Ochota na seks jest pierwszym krokiem do orgazmu. Co masz jednak zrobić, jeśli Twoje libido wciąż jest w dołku, a Twój partner nie wywołuje podniecenia? Możesz wspomóc się naturalnymi afrodyzjakami dostępnymi w każdej kuchni, które podniosą chęć na seks i zwiększą szanse na orgazm.

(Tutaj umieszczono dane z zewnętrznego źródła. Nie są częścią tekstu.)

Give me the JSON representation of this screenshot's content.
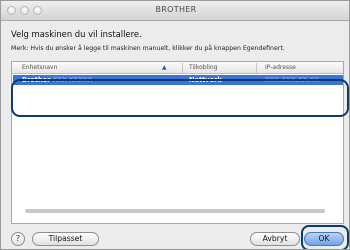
{
  "window": {
    "title": "BROTHER"
  },
  "dialog": {
    "heading": "Velg maskinen du vil installere.",
    "note": "Merk: Hvis du ønsker å legge til maskinen manuelt, klikker du på knappen Egendefinert."
  },
  "table": {
    "columns": [
      "Enhetsnavn",
      "▲",
      "Tilkobling",
      "IP-adresse"
    ],
    "rows": [
      {
        "name": "Brother",
        "name_masked": "XXX-XXXXX",
        "connection": "Nettverk",
        "ip": "XXX.XXX.XX.XX",
        "selected": true
      }
    ]
  },
  "buttons": {
    "help": "?",
    "custom": "Tilpasset",
    "cancel": "Avbryt",
    "ok": "OK"
  },
  "colors": {
    "selection": "#3a74d4",
    "callout": "#0d3a70",
    "default_button": "#6fa3e6"
  },
  "icons": [
    "close-light-icon",
    "minimize-light-icon",
    "zoom-light-icon",
    "help-icon",
    "sort-ascending-icon"
  ]
}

Produkty wspomagające w stosowaniu diety
Naturalne afrodyzjaki – turbiny miłości
Kiedy czujesz, że Twoje libido spada, kolejny stosunek nie daje Ci przyjemności i tracisz ochotę na następny raz, możesz sięgnąć po afrodyzjaki. To substancje, które natura wyposażyła w możliwość stymulowania hormonów płciowych. W przeszłości takie atrybuty przypisywano magicznym napojom czy ludowym wywarom. Ówcześnie zawdzięczano im również zwiększoną płodność, dodatkowe pokłady wigoru i wzmocnienie odporności. W starożytnej Grecji powstanie niektórych z nich kojarzono z boginią Afrodytą. Dziś wiemy już, że kilka z produktów dostępnych w każdej spiżarni może skutecznie zwiększać popęd płciowy. Przyjrzyjmy się najpopularniejszym z nich.
Owoce morza
Choć nie są bardzo popularne w naszym kraju, to cynk i kwasy omega w nich zawarte stymulują nasz organizm. Owoce morza pobudzają nie tylko swoim smakiem, ale także niestandardowym kształtem, a nawet teksturą składników. Dzięki temu nęcą nie tylko kubki smakowe, ale także dotyk i węch.
Bezpieczny i udany seks
Warzywa
Zdecydowanie łatwiej dostępne w naszej kulturze kulinarnej są warzywa, które, jak się okazuje, również mogą pobudzać libido. Marchew, szparagi, imbir, kapary czy seler, szczególnie w otoczeniu przypraw uwydatniających ich walory smakowe, np. kardamonu, mogą sprawić, że Twój partner wyda Ci się bardziej pociągający niż zwykle.
Przyprawy
Skoro już wspomnieliśmy o przyprawach, to warto dodać, że kilka z nich może wzbudzać podniecenie. Tę kompetencję anyżu znano już w starożytnym Rzymie. Szafran z kolei poprawia samopoczucie i łagodzi napięcie przedmiesiączkowe, przez co może zachęcać kobiety do większej aktywności w łóżku. Cuda zdziała także słodki smak wanilii i cynamonu oraz intensywny zapach kardamonu, który jest dodawany również do męskich perfum. Wśród innych przyprawowych afrodyzjaków wymienia się też koper i gałkę muszkatołową.
Alkohol
Powszechnie wiadomo, że również alkohol może skutecznie zachęcać do stosunku. Może, lecz nie musi. Odpowiednia ilość napojów wyskokowych działa relaksacyjnie i pobudza zmysły, natomiast zbyt duże stężenie alkoholu we krwi może usypiać, osłabiać sprawność seksualną, powodować zmęczenie, uczucie ociężałości oraz – u mężczyzn – problemy z erekcją. Najlepszymi płynnymi afrodyzjakami z procentami są czerwone wino, białe porto, brandy owocowe, szampan i wermut w odpowiednich dawkach.
Słodycze
Dobrym afrodyzjakiem jest też czekolada, której pobudzające walory zachwalał sam Casanova. Zawarta w niej masa kakaowa pobudza, niweluje zmęczenie i poprawia nastrój. Roztopiona czekolada świetnie nadaje się również jako dip do owoców lub nadzienie romantycznych deserów. Sprawdzonym i dobrze znanym afrodyzjakiem jest także miód, którego gęsta konsystencja i słodki smak aktywizują libido. Podobne właściwości przypisuje się truflom.
Uwiedź zapachem
Ale walory natury pobudzające popęd możesz wykorzystać nie tylko w kuchni. Kuszące zmysły zapachy naturalnych składników możesz użyć także w formie płynów do kąpieli, balsamów czy olejków zapachowych do masażu. Wśród przykładów możemy podać mleko do kąpieli o zapachu miodu i wanilii, cynamonowy balsam antycellulitowy oraz olejek goździkowy.